Antynomie ekologicznego rozumu

Izabela Brodacka Falzmann, 12.02.2023

Wiele lat temu Józefa Hennelowa, publicystka „Tygodnika Powszechnego” (zwanego powszechnie Obłudnikiem Powszechnym) zadała bardzo rozsądne pytanie: „Czy postępuję ekologicznie wietrząc własne mieszkanie, czy wręcz przeciwnie wietrząc, wpuszczam do mieszkania spaliny? A może postępuję nieekologicznie, zatruwając wyziewami ze swego mieszkania środowisko Krakowa?”

Czy buty skórzane są ekologiczne, bo są naturalne, zdrowe i nie torturują naszych stóp, czy nie są ekologiczne, bo ich produkcja wymaga zabijania zwierząt? Futra naturalne z pewnością nie są ekologiczne, bo przeciwko używaniu futer występują aktywiści ekologiczni, polewając je farbą na plecach elegantek, lecz może warto się zastanowić, jak niszcząco wpływa na środowisko produkcja futer sztucznych?
Czy postępujemy ekologicznie karmiąc psa brukwią i soczewicą, czyli dręcząc zwierzę i narażając je na śmierć, czy należy  dawać mu mięso, co wiąże się z dręczeniem i zabijaniem  innych zwierząt?
Czy opakowania od jajek poplamione białkiem powinny trafić do papierów, czy do pojemnika z napisem „bio” ? 

Wielu z nas swego czasu ulegało „dziecięcej chorobie ekologizmu”. Wówczas nie była to ideologia ani szkodliwa utopia, lecz racjonalna troska o środowisko człowieka. O to żeby nie spożywać z mięsem antybiotyków, a z chlebem środków ochrony roślin, żeby nie niszczyć Tatr, żeby nie składować odpadów radioaktywnych w jaskiniach, żeby nie przywozić do Polski śmieci z Niemiec.

Naczelnym paradygmatem tak uprawianej ekologii był „zrównoważony rozwój”- cokolwiek to miałoby znaczyć. Otrzeźwienie przyszło wkrótce. Przede wszystkim powstały liczne fundacje i stowarzyszenia z bardzo skrajnymi programami. Pamiętam  „Pracownię na rzecz wszystkich istot żywych” . Zastanawialiśmy się, czy chcą chronić również pasożyty,  bakterie i wirusy. Poza tym wiele z tych organizacji wyspecjalizowało się w wyciąganiu pieniędzy z budżetu państwa i z międzynarodowych organizacji.

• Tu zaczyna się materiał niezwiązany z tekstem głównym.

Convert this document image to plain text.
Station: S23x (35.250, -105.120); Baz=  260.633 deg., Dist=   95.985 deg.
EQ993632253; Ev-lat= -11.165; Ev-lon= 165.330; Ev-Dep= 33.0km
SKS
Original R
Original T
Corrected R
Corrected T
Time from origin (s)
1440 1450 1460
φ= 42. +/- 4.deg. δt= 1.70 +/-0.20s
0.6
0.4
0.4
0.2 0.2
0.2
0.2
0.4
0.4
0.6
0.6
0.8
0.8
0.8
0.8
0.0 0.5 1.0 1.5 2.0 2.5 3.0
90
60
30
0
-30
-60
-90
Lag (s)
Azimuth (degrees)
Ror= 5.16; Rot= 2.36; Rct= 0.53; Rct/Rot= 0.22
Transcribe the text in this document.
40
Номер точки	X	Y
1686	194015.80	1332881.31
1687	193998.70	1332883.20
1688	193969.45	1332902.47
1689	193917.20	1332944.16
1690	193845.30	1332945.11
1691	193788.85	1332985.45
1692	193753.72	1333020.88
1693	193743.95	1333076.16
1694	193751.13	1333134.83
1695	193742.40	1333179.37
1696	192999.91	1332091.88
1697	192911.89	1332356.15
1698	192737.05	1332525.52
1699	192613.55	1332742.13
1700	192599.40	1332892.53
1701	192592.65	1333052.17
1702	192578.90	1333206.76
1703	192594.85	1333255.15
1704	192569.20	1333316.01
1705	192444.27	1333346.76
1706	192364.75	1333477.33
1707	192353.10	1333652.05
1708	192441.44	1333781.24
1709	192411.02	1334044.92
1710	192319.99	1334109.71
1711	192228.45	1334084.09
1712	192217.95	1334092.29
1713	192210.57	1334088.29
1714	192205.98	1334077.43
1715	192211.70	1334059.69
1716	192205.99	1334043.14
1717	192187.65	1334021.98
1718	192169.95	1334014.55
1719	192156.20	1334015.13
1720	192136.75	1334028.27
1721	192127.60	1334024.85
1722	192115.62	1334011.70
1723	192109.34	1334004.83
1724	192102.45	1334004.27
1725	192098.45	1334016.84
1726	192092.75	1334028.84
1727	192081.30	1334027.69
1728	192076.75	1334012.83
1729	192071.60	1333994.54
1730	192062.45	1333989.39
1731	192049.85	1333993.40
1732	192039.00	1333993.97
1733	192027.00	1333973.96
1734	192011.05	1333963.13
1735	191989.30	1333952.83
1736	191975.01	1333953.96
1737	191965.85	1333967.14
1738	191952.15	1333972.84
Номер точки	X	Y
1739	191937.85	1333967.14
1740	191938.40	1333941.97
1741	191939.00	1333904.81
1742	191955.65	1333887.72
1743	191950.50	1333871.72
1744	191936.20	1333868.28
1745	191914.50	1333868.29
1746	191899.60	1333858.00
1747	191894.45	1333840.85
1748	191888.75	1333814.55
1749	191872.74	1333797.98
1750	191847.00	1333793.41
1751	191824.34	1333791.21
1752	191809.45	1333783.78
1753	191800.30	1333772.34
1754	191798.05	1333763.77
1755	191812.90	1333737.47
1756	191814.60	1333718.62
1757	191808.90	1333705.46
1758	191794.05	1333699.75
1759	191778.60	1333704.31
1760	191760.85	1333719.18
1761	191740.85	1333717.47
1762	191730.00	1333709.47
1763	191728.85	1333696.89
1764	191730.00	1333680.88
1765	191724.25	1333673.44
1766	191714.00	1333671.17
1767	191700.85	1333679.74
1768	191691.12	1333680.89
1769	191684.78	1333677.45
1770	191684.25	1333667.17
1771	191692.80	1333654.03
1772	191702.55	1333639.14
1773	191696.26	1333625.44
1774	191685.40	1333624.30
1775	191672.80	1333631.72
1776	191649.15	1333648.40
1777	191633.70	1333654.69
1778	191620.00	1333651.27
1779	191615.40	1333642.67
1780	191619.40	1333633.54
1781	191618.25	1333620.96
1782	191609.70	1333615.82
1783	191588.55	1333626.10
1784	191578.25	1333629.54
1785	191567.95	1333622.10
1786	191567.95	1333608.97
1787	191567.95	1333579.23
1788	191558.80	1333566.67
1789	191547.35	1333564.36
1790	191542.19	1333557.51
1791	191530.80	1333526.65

Dla mnie momentem otrzeźwienia była wizyta w ekologicznym gospodarstwie prowadzonym przez sympatycznego Szwajcara ożenionego z Polką. Wizytę trzeba było oczywiście zapowiadać, a ponieważ przyjechaliśmy wcześniej, zaparkowaliśmy samochód w pobliżu jego gospodarstwa i spacerując po okolicy, widzieliśmy naszego gospodarza popijającego kawę na werandzie i prowadzącego rozmowę przez telefon komórkowy, który wówczas był w Polsce prawdziwym rarytasem. Gdy stanęliśmy w bramie, gospodarz w zniszczonych farmerkach pracowicie przerzucał widłami gnój, a gospodyni zagniatała ciasto. Podczas długiej rozmowy przekonywali nas gorąco, że żyją w zgodzie z naturą, gospodarują według tradycyjnych wzorców, nie używają żadnej elektroniki ( telefon gdzieś znikł) , nie posiadają telewizora, a dzieci uczą  w domu w ramach tak zwanego homeschooling . Jakoś udało nam się przełamać lody (czytajmy- „skuć” gospodarzy nie nadużywając osobiście procentów)  i przestali udawać amiszów.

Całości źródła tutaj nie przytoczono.